Subsidizing user’s registration is technically possible by using a relayer, but this would enable lower disincentives for the users not to spam and transfer the “staking part” to the relayer instead of the smart contract. If we use relayer then the relayer needs to ensure that a slashed user cannot register again, thus they need to “authenticate” to the relayer with some sort of asset/account which is hard to replicate. This asset would again be probably something like web2 social media account, so using just a social reputation system (i.e InterRep) would be much more useful and less complex.

For social reputation:

If it is a centralised account like twitter, couldn’t twitter also be trusted with limiting number of tokens or sign ins per unit time? So twitter provides the website an anonymous token every time someone wants to sign in, no ZKP or SSS needed. Anonymous SSO I think.

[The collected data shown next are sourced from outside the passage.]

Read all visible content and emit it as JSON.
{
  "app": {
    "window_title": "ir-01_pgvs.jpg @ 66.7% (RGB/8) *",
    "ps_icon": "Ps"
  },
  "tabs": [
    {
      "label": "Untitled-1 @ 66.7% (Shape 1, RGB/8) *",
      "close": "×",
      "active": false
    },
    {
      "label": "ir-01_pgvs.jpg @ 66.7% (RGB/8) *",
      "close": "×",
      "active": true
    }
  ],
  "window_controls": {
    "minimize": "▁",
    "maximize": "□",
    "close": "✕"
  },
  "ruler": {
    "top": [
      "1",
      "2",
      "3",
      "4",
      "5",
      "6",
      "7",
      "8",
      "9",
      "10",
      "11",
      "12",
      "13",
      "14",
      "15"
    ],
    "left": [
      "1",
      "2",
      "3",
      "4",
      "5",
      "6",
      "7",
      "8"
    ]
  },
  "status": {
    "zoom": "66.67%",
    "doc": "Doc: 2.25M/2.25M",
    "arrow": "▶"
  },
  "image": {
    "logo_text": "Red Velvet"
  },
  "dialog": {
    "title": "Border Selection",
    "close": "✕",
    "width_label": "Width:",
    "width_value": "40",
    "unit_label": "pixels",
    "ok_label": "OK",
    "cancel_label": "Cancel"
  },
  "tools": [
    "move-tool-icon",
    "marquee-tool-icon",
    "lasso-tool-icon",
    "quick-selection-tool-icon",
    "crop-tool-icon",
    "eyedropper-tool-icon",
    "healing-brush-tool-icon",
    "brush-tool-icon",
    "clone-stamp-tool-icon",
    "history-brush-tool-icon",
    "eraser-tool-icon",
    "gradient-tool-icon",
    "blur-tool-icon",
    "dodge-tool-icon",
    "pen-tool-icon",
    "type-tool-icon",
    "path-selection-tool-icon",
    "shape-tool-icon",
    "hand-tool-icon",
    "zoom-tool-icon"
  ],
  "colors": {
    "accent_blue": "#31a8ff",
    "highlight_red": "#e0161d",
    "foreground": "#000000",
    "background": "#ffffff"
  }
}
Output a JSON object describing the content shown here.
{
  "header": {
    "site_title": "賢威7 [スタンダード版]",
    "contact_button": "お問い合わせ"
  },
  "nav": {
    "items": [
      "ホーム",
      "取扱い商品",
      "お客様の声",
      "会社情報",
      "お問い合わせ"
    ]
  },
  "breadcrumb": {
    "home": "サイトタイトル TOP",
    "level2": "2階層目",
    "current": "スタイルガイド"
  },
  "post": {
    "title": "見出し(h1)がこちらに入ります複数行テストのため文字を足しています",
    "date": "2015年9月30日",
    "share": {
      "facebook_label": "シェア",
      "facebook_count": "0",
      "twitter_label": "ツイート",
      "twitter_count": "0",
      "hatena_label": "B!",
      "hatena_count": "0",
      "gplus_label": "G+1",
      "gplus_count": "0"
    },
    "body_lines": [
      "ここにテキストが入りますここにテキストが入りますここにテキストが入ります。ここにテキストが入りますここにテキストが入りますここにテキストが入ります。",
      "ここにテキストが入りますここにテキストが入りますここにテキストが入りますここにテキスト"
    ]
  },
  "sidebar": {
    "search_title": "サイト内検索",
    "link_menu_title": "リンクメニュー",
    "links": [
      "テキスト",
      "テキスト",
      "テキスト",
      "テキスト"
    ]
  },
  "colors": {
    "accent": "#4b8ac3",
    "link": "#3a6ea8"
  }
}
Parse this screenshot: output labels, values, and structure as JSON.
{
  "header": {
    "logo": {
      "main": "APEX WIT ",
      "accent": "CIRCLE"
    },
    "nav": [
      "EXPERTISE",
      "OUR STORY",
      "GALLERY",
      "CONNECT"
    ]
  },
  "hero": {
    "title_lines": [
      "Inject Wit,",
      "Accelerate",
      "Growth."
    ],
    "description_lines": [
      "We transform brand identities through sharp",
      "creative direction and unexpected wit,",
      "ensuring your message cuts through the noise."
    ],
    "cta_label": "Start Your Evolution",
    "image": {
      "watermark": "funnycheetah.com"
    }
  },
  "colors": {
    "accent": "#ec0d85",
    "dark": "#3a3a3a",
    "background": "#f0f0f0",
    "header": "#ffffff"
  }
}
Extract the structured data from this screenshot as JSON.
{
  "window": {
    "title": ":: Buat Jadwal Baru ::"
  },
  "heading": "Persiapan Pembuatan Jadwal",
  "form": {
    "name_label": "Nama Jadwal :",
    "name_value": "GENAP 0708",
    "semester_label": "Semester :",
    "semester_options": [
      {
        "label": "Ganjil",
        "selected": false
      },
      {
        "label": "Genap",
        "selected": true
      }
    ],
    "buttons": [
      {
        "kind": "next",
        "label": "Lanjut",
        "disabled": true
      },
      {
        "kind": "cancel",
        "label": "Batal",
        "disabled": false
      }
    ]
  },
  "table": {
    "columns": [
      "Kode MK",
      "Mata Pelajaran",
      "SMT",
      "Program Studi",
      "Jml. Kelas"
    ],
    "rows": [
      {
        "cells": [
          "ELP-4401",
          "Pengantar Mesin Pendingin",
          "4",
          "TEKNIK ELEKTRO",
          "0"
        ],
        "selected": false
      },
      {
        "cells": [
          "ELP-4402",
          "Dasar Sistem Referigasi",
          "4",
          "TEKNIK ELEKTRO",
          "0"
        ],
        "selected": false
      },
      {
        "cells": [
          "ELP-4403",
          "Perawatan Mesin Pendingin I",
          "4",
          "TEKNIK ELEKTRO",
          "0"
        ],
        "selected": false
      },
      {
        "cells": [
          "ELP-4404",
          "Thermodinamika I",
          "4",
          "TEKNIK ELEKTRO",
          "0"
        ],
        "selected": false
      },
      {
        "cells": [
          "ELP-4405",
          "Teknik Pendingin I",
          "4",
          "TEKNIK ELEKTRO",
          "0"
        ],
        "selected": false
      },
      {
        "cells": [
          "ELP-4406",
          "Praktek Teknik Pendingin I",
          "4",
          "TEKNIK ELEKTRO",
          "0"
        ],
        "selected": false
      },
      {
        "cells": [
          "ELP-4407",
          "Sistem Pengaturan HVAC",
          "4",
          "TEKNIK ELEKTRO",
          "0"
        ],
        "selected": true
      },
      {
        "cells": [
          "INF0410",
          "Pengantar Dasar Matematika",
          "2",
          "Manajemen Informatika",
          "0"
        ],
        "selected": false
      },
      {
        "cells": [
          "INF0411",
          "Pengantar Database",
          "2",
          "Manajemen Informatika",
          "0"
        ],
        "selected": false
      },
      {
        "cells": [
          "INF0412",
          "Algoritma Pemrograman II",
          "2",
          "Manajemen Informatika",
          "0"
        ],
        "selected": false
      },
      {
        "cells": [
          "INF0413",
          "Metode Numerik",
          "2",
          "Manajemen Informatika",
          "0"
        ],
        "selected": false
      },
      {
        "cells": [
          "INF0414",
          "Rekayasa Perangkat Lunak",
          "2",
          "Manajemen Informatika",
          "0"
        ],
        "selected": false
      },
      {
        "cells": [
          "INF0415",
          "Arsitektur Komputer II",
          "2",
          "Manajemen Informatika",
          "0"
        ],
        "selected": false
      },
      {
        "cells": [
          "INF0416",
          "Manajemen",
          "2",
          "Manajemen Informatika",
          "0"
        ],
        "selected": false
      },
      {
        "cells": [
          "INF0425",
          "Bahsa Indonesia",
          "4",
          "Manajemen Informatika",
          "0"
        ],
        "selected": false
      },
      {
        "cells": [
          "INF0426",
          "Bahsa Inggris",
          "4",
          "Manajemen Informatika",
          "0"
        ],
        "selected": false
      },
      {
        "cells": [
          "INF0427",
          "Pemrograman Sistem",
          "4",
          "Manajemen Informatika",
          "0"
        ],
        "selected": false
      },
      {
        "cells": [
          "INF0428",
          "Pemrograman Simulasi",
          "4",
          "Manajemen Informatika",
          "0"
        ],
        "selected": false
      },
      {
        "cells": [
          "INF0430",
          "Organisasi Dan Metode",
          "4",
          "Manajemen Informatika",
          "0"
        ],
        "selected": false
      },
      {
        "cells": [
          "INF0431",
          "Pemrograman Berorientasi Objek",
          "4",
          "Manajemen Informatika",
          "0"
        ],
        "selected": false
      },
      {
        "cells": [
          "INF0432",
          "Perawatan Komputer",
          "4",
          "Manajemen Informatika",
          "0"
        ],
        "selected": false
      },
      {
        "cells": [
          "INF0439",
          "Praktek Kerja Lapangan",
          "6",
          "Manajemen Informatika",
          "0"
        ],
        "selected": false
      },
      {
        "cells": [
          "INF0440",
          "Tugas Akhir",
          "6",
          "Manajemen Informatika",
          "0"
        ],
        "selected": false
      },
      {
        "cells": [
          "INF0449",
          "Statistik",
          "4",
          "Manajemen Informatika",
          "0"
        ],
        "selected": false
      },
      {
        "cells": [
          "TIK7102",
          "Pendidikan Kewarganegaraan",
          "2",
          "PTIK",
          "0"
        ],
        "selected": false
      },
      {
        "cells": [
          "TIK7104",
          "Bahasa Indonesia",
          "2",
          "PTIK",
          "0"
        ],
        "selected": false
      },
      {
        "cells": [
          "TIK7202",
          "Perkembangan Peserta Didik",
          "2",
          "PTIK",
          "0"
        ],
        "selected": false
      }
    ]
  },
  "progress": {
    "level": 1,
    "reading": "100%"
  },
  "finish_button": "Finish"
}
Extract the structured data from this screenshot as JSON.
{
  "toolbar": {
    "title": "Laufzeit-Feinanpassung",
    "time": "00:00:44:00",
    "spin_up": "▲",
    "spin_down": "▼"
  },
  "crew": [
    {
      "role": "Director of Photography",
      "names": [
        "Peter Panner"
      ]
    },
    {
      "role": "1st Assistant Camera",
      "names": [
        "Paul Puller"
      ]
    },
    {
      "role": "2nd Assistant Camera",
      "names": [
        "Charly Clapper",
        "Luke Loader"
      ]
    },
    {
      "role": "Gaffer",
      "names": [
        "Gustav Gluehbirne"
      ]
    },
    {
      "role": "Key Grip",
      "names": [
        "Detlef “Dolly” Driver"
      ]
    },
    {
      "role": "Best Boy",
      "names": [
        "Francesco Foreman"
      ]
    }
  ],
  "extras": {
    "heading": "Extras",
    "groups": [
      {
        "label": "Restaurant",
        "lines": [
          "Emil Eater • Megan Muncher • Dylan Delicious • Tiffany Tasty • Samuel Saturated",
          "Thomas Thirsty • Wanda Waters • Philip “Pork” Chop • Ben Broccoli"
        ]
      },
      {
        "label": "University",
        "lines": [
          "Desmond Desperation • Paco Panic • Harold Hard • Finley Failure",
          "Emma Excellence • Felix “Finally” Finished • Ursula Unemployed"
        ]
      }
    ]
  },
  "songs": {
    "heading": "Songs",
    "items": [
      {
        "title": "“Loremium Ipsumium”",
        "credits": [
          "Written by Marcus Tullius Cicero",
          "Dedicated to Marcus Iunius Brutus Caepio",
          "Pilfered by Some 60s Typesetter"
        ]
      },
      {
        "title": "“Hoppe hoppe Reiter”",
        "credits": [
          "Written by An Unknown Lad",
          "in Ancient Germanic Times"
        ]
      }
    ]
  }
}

Could you please elaborate more on the anonymous token and anonymous SSO parts? I am not sure if I understand them correctly.

We’re using InterRep for anonymous linking of a web2 social media profile with an identity commitment. InterRep places the identity commitment into a semaphore group. This allows for the users to prove that they own a reputable account (defined by some reputation criteria depending on the platform, i.e followers, stars, etc) without actually revealing their identity. So in our use-case the users will need to create zk proofs to prove that they’re part of a certain group (i.e they’re eligible for access) and also to preserve their anonymity by doing so. Basically the RLN is used here as a mechanism to prevent spamming (request overuse in this case) in a system where anonymity needs to be preserved.

If I understood your question correctly, by using twitter directly to Sign in the users, and then just use the oauth tokens, then the user’s public data is exposed and there is basically no anonymity, which is contrary to what we’re trying to achieve.

Note that when users link their web2 social profile on the interrep server the anonymity is preserved - i.e the user’s twitter profile is not associated with their identity commitment.

samueldashadrach · November 13, 2021, 6:48am

Thanks for your reply!

This is again largely app dependent,

Yep, but I thought knowing the order of magnitude would still be useful. I guess the worse case is if people want to maximally burn their stake for a DDOS attack. So some estimate on how much money do we require the DDOSer burn to take down the website for how many minutes or hours.

by using twitter directly to Sign in the users, and then just use the oauth tokens,

Basically twitter can issue “anonymous oauth” tokens - twitter can tell you that a twitter user has signed in but not which twitter user,

blagoj · November 15, 2021, 9:28pm

Definitely, those kind of measures need to be taken into account. The goal would be to determine a quantity that is sufficient to disincentivize a rational actor to spam.

I see your point that Twitter might act as a semaphore group, but I don’t think that is feasible.
First I think that such feature is not available from twitter at the moment (anonymous oauth), or at least I couldn’t find it. Basically for each oauth token that twitter issues, the app can “fully verify the credentials” for the user, so no privacy is preserved whatsoever.
Even if such an API endpoint existed that returns a binary output (only wether user is registered or not), and user privacy is preserved on app level, twitter will still know which users granted which app for access (oauth tokens) and thus privacy is leaked. And the downside for a binary output endpoint is that the user can’t be classified - meaning barriers for entry are set low, and sybil attack resistance is much lower.

Basically the whole custom RLN ZK setup allows for these properties to be met without exposing privacy, which could not be met with just using an oauth token.